12年の支配ののち13年目に反逆してからすでに1年が経過していたので(14:4-5)、警戒しつづけるのにも飽いていたのか。
警戒していたけれど、北を見張っていたら南から突如攻められて、態勢が整わなかったか。
東軍の目的を「王の道」制圧だけだと思っていたのか。
ケドルラオメルだけなら同盟を組んで戦えばどうにかなると思っていたところへ、四王の連合軍という規模に戦意喪失したのか。

いずれにしても、あえて反逆しておいて、宗主国が黙っているとは思っていなかったでしょう。まったく備えがなかったとは考えにくい。
とすればやはり、死海同盟を瞬時に破るか、戦わずに逃げ出させた東軍の戦力は、相当の規模だったと考えるべきでしょう。

以上、数字はわからないながらも、東軍はかなり大規模な陣容だったと想像できます。

3. アブラムの戦術

その東軍を、アブラムはわずかな手勢で破ったのです。

このときのアブラム軍は、戦闘訓練を積んだ奴隷318人が中心です。
アブラムと親しかったらしいアモリ人マムレ(14:13)が、ハツェツォン・タマルで東軍に討たれたアモリ人(14:7)のためにアブラムと共に戦ったかもしれません。しかし聖書の記録からは、あくまでこの戦闘の主力はアブラム軍だったと考え、マムレ隊は考慮からはずします。

東軍が死海同盟を破った帰路も王の道を通っていったなら、ヨルダン川の東を北上したことになります。
アブラムはマムレから、ヨルダン川の西を北上して追跡し、ダンで東軍に追いつきます。そして東軍を襲撃し、追撃を重ねて、ロトをその全財産と共に奪還した上に全捕虜を解放してしまったのです。
ギリギリでロトだけを救出というのではなく、たった318人の手勢で圧勝です。
っこの戦闘については夜襲だったことと、アブラム軍は新改訳によれば「展開」させて、新共同訳および口語訳によれば「手分け」して攻撃したということしか記録がありませんが、300人余で分かれて夜襲とはのちの時代のギデオンの戦いを思い出します。

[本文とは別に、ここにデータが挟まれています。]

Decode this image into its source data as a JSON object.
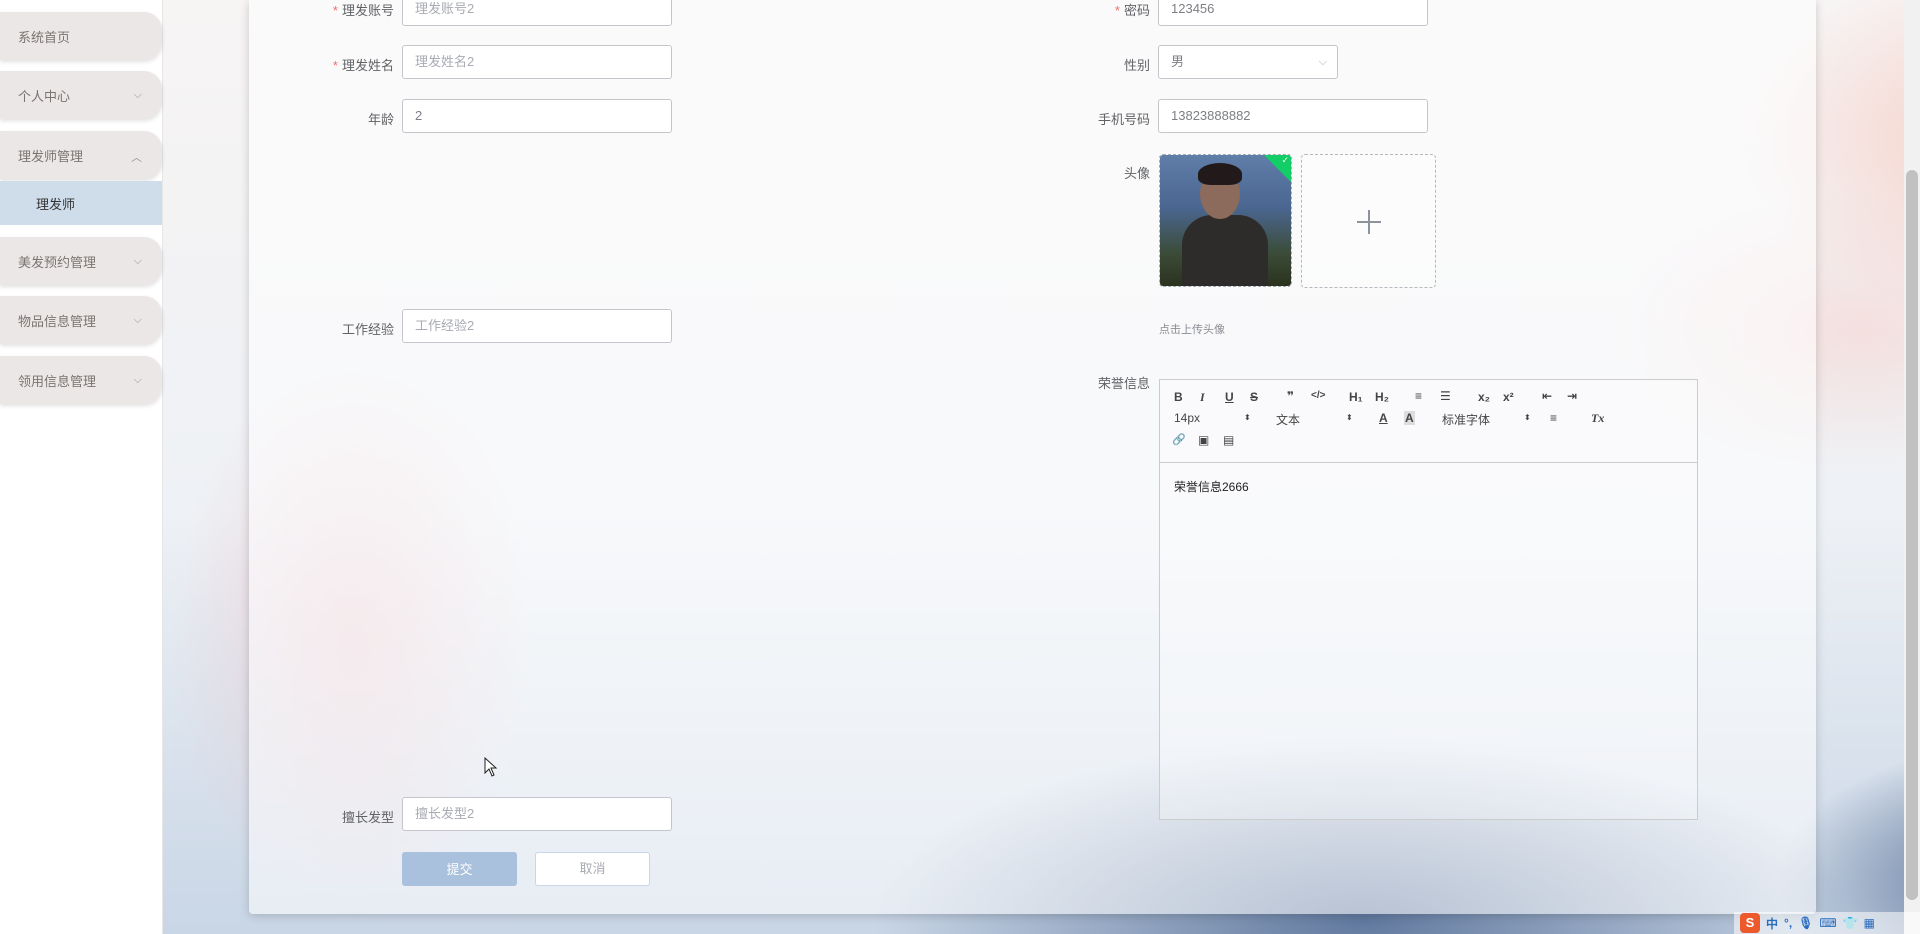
{
  "sidebar": {
    "items": [
      {
        "label": "系统首页"
      },
      {
        "label": "个人中心"
      },
      {
        "label": "理发师管理"
      },
      {
        "label": "美发预约管理"
      },
      {
        "label": "物品信息管理"
      },
      {
        "label": "领用信息管理"
      }
    ],
    "sub_item": {
      "label": "理发师"
    }
  },
  "form": {
    "account": {
      "label": "理发账号",
      "placeholder": "理发账号2"
    },
    "password": {
      "label": "密码",
      "value": "123456"
    },
    "name": {
      "label": "理发姓名",
      "placeholder": "理发姓名2"
    },
    "gender": {
      "label": "性别",
      "value": "男"
    },
    "age": {
      "label": "年龄",
      "value": "2"
    },
    "phone": {
      "label": "手机号码",
      "value": "13823888882"
    },
    "avatar": {
      "label": "头像",
      "hint": "点击上传头像"
    },
    "experience": {
      "label": "工作经验",
      "placeholder": "工作经验2"
    },
    "honor": {
      "label": "荣誉信息",
      "content": "荣誉信息2666",
      "toolbar": {
        "bold": "B",
        "italic": "I",
        "underline": "U",
        "strike": "S",
        "quote": "❞",
        "code": "</>",
        "h1": "H₁",
        "h2": "H₂",
        "ordered_list": "≡",
        "bullet_list": "☰",
        "subscript": "x₂",
        "superscript": "x²",
        "outdent": "⇤",
        "indent": "⇥",
        "size": "14px",
        "format": "文本",
        "font": "标准字体",
        "color": "A",
        "background": "A",
        "align": "≡",
        "clean": "Tx",
        "link": "🔗",
        "image": "▣",
        "video": "▤"
      }
    },
    "specialty": {
      "label": "擅长发型",
      "placeholder": "擅长发型2"
    },
    "submit": "提交",
    "cancel": "取消"
  },
  "tray": {
    "ime_logo": "S",
    "ime_lang": "中",
    "punct": "°,"
  },
  "colors": {
    "accent": "#a9c1dc",
    "submenu_active": "#cfdcea",
    "required": "#f56c6c",
    "upload_success": "#13ce66"
  }
}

東軍にしてみれば、連戦連勝で多くの分捕り品に沸き、あとは帰還するだけという、かなり弛緩した状態だったでしょう。付近の町々は往路で制圧してしまったのですから、敵の存在を想定もしていなかったかもしれません。せいぜい「エジプトが出てこなければ」くらいの気分だったでしょう。
そこへアブラムが夜襲。足手まといな多数の捕虜をかかえて包囲された東軍は、立て直す暇もあらばこその敗走。アブラムに追撃されるまま散々に討たれた、という戦いだったのではないでしょうか。

こうして、「神の民」アブラハム一族の初陣は、大国を相手に少人数での圧倒的な大勝利となったのでした。
この一族がイスラエルという名を賜るのはまだあとになりますが、神である主が敵をイスラエルの手に渡した最初の戦いでもありました(14:20)

この記事は

この記事は、東京基督教大学(TCU)の公開講座「エクステンション」を1999年に受講した際の、単元「時間空間を読む」の実践レポートを加筆修正したものです。

サムネの画像は、藤原カムイのコミック旧約聖書『創世記Ⅱ』から「ロトの救出」の章より。
個人的に、聖書のマンガ化でもっともすぐれた作品と思います。旧約聖書を五書から歴史書までマンガ化する構想だったようで、アブラハム契約までで止まってるのは残念。